I could pull the “I’m a American who doesn’t have to care about your cultural customs” card and dip to a quieter or personal space like my classroom for the benefit of my productivity. But that would come at the cost of the co-workers’ opinion of me. And in Korea, you need enough colleague-opinion-brownie-points—of which I have somewhere between 5 and 5000—to stay pleasantly employed.
And so I stay. This comes with its pluses and minuses.
Bad first — Posture turning into that of a third degree polynomial, overhearing distracting conversations in Korean the brain strains to understand, the desktop computer straight out of 2008.
Good — Appearing busy, better lighting, occasional talks with co-teachers, fun-reading text-only articles and books on my Mac that look like dense academic “work” to any other Korean teacher. Though reading the WSJ can sure feel like work sometimes.
Best — Daydreaming. Or what a procrastinator might call “processing.” Or the chose-to-major-in-CS-version-person would call “micro-processing.”
Like skimming through a Blockbuster aisle (along with the neck-pain from reading titles sideways too), daydreams have different genres and IMDb ratings. Wading through the Home Alone 3’s and Sharkboy vs. Lavagirl II’s to find The Matrix Trilogy takes time.
Hours I never (thought I) had in college.
In Cambridge, it was go, go, go. Go because you gotta keep up. Because you gotta be just as smart in section as section kid. Because if you don’t, someone else — no, wait, everyone else — will.
We climbed and climbed and climbed and got to the top…
…of what?
Even an economics degree didn’t guarantee that I would retain partial derivatives and demand curves post-graduation. Some Harvard lectures, however, still stick.
Paraphrasing over a few lectures, but here’s one of them, spoken by a tenured professor to a room of about 35:
“Then there’s the ‘We are the 99%’ movement, and many of you here are supporting it and tell yourselves you’re in that 99% too.
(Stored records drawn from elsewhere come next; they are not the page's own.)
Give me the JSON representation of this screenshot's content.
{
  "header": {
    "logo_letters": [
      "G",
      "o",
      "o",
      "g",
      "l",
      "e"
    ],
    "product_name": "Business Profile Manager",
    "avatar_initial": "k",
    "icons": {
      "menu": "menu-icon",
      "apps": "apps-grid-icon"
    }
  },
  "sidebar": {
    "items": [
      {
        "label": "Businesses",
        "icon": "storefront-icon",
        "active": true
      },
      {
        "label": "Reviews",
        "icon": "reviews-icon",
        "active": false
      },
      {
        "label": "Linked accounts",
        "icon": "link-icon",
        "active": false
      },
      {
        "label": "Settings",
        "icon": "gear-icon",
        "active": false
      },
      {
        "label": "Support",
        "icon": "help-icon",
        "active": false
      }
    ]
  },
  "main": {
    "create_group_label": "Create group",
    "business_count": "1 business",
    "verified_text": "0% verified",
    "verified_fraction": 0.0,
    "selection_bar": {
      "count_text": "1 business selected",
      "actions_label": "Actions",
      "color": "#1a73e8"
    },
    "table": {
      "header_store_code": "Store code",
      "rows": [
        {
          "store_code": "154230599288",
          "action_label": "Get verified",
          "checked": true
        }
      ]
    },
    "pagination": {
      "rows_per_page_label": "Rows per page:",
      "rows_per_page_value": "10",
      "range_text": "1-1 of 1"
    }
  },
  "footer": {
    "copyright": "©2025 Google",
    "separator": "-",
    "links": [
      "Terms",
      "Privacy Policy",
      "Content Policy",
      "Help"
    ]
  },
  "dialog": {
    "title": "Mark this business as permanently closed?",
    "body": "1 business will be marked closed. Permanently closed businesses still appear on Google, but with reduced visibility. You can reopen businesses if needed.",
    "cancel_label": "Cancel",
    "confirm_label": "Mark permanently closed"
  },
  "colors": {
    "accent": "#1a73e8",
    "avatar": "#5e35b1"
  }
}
But you’re not. You’re going to walk out this door and this campus with this top degree, getting these top jobs for top dollar. Even if you’re a philanthropist or non-profit director, you’re still the top.
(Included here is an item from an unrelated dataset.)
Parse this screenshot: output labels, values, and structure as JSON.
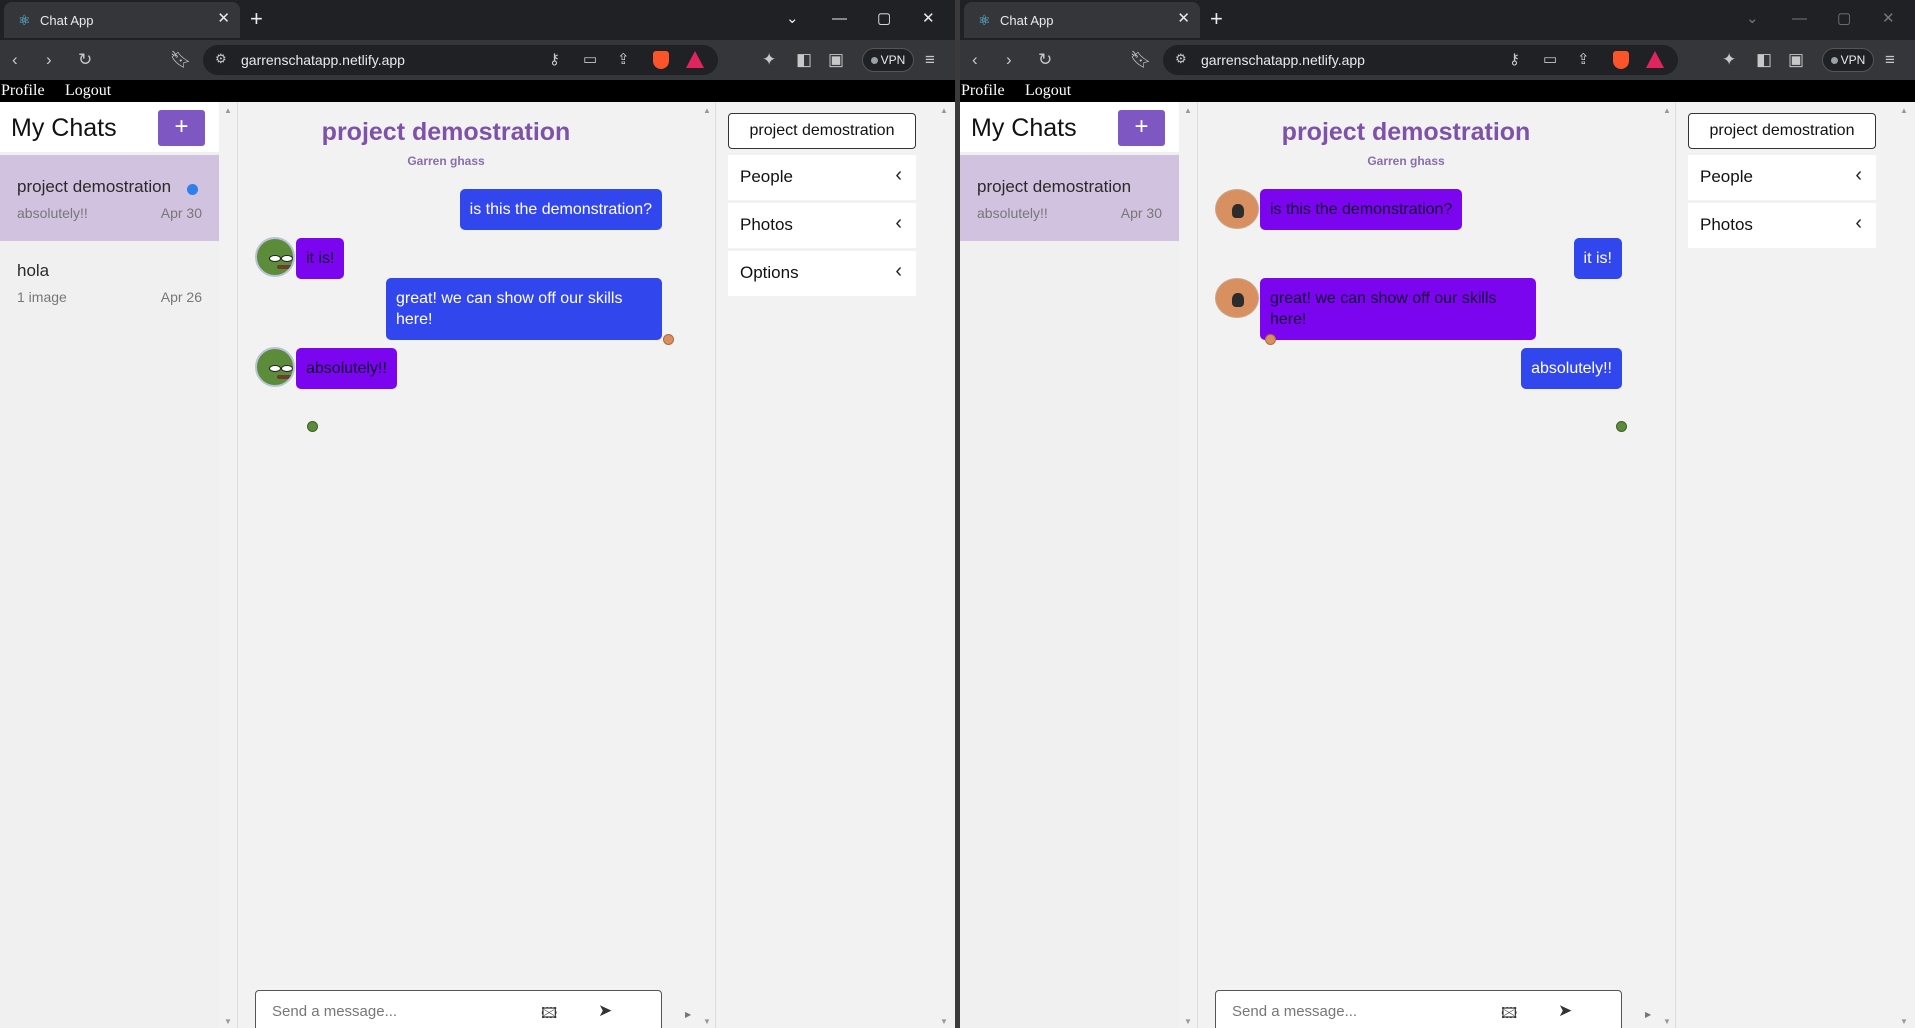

You’re not here, in this room, because you want to be the 99%. I’m here to teach you how to think, act, and be the 1%.”
But the professor wasn’t talking about money or greed normally associated with 1% talk.
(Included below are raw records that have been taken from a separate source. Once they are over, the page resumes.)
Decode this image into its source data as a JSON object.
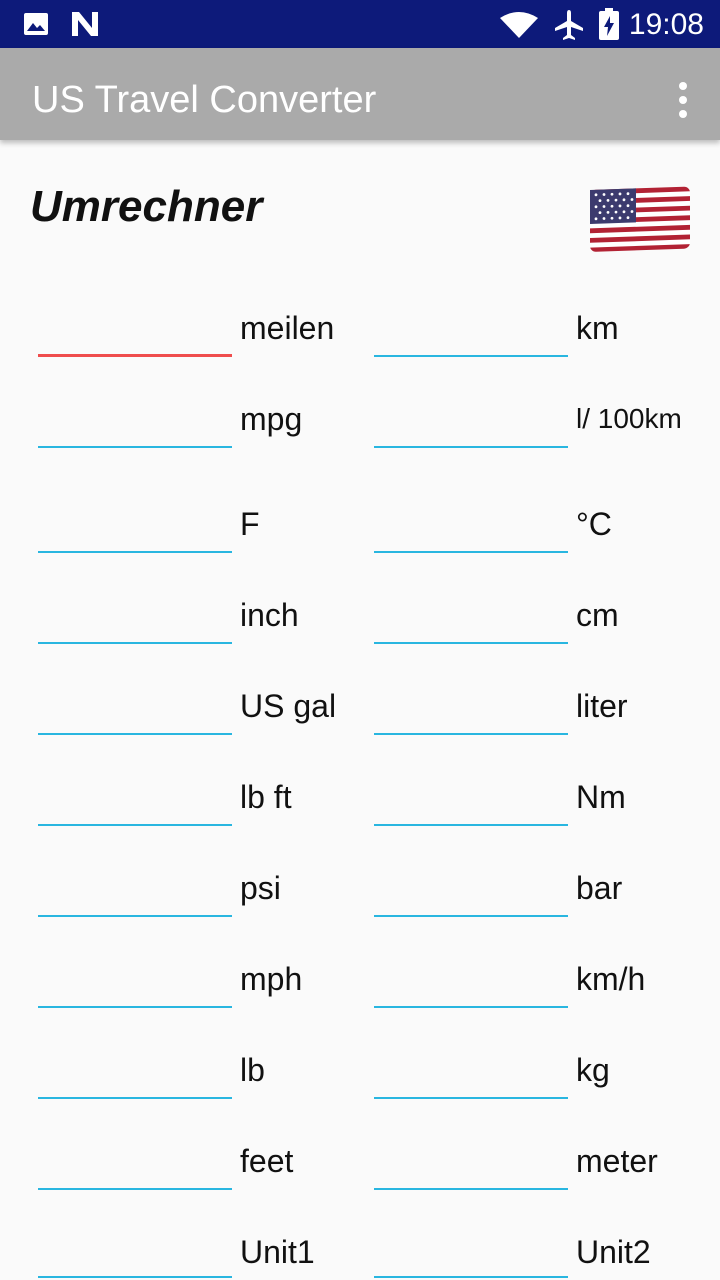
{
  "status_bar": {
    "time": "19:08",
    "icons": [
      "image-icon",
      "n-logo-icon",
      "wifi-icon",
      "airplane-mode-icon",
      "battery-charging-icon"
    ]
  },
  "app_bar": {
    "title": "US Travel Converter",
    "menu_icon": "more-vert-icon"
  },
  "heading": "Umrechner",
  "flag_icon": "us-flag-icon",
  "colors": {
    "status_bar": "#0d1a7a",
    "app_bar": "#aaaaaa",
    "underline": "#29b6e0",
    "focused_underline": "#ef4d4d"
  },
  "rows": [
    {
      "left_unit": "meilen",
      "left_value": "",
      "right_unit": "km",
      "right_value": ""
    },
    {
      "left_unit": "mpg",
      "left_value": "",
      "right_unit": "l/ 100km",
      "right_value": ""
    },
    {
      "left_unit": "F",
      "left_value": "",
      "right_unit": "°C",
      "right_value": ""
    },
    {
      "left_unit": "inch",
      "left_value": "",
      "right_unit": "cm",
      "right_value": ""
    },
    {
      "left_unit": "US gal",
      "left_value": "",
      "right_unit": "liter",
      "right_value": ""
    },
    {
      "left_unit": "lb ft",
      "left_value": "",
      "right_unit": "Nm",
      "right_value": ""
    },
    {
      "left_unit": "psi",
      "left_value": "",
      "right_unit": "bar",
      "right_value": ""
    },
    {
      "left_unit": "mph",
      "left_value": "",
      "right_unit": "km/h",
      "right_value": ""
    },
    {
      "left_unit": "lb",
      "left_value": "",
      "right_unit": "kg",
      "right_value": ""
    },
    {
      "left_unit": "feet",
      "left_value": "",
      "right_unit": "meter",
      "right_value": ""
    },
    {
      "left_unit": "Unit1",
      "left_value": "",
      "right_unit": "Unit2",
      "right_value": ""
    }
  ]
}
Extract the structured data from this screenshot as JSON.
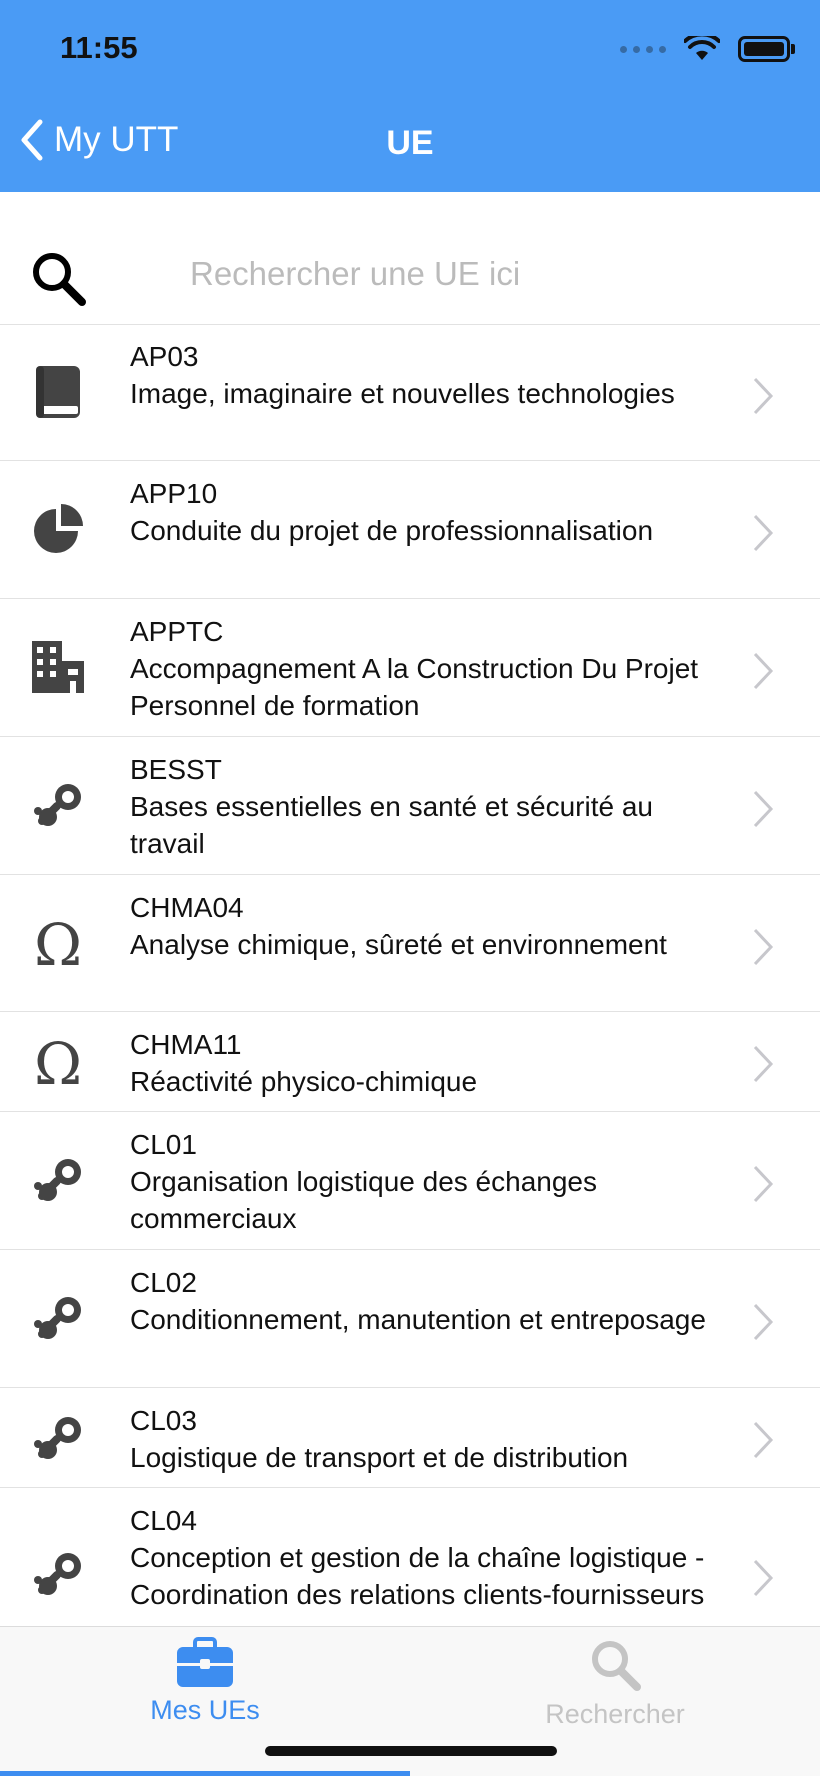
{
  "status": {
    "time": "11:55"
  },
  "nav": {
    "back_label": "My UTT",
    "title": "UE"
  },
  "search": {
    "placeholder": "Rechercher une UE ici",
    "value": ""
  },
  "list": {
    "items": [
      {
        "code": "AP03",
        "title": "Image, imaginaire et nouvelles technologies",
        "icon": "book-icon"
      },
      {
        "code": "APP10",
        "title": "Conduite du projet de professionnalisation",
        "icon": "pie-chart-icon"
      },
      {
        "code": "APPTC",
        "title": "Accompagnement A la Construction Du Projet Personnel de formation",
        "icon": "building-icon"
      },
      {
        "code": "BESST",
        "title": "Bases essentielles en santé et sécurité au travail",
        "icon": "steam-icon"
      },
      {
        "code": "CHMA04",
        "title": "Analyse chimique, sûreté et environnement",
        "icon": "omega-icon"
      },
      {
        "code": "CHMA11",
        "title": "Réactivité physico-chimique",
        "icon": "omega-icon"
      },
      {
        "code": "CL01",
        "title": "Organisation logistique des échanges commerciaux",
        "icon": "steam-icon"
      },
      {
        "code": "CL02",
        "title": "Conditionnement, manutention et entreposage",
        "icon": "steam-icon"
      },
      {
        "code": "CL03",
        "title": "Logistique de transport et de distribution",
        "icon": "steam-icon"
      },
      {
        "code": "CL04",
        "title": "Conception et gestion de la chaîne logistique - Coordination des relations clients-fournisseurs",
        "icon": "steam-icon"
      }
    ]
  },
  "tabbar": {
    "tabs": [
      {
        "label": "Mes UEs",
        "icon": "briefcase-icon",
        "active": true
      },
      {
        "label": "Rechercher",
        "icon": "search-icon",
        "active": false
      }
    ]
  },
  "colors": {
    "header": "#4a9bf5",
    "accent": "#3d8df0",
    "icon_gray": "#444444",
    "chevron": "#c7c7cc"
  }
}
“For 99% of the population, change happens to them. An airplane flies over the oxcart farmer, your typewriter becomes a computer, and the government starts tracking your personal data. You’re handed a fancy new iPhone, and you’re not going to say no because change is progress.
99% are caught up in whirlwind of change, and often they don’t notice; now there’s a camera on every corner and a screen in every other hand. But will you be the one to ride the whirlwind of change, instead of being caught in it?”
His underlying question was simple: do you want to use the next innovation, or be the ones to make it? A consumer within society or a creator of society?
Time for me and my brain to have some serious conversations.
So I sit in the office, lesson planning, reading, and watching baseball on split-screen.
All the while, subconsciously daydreaming, processing, and planning.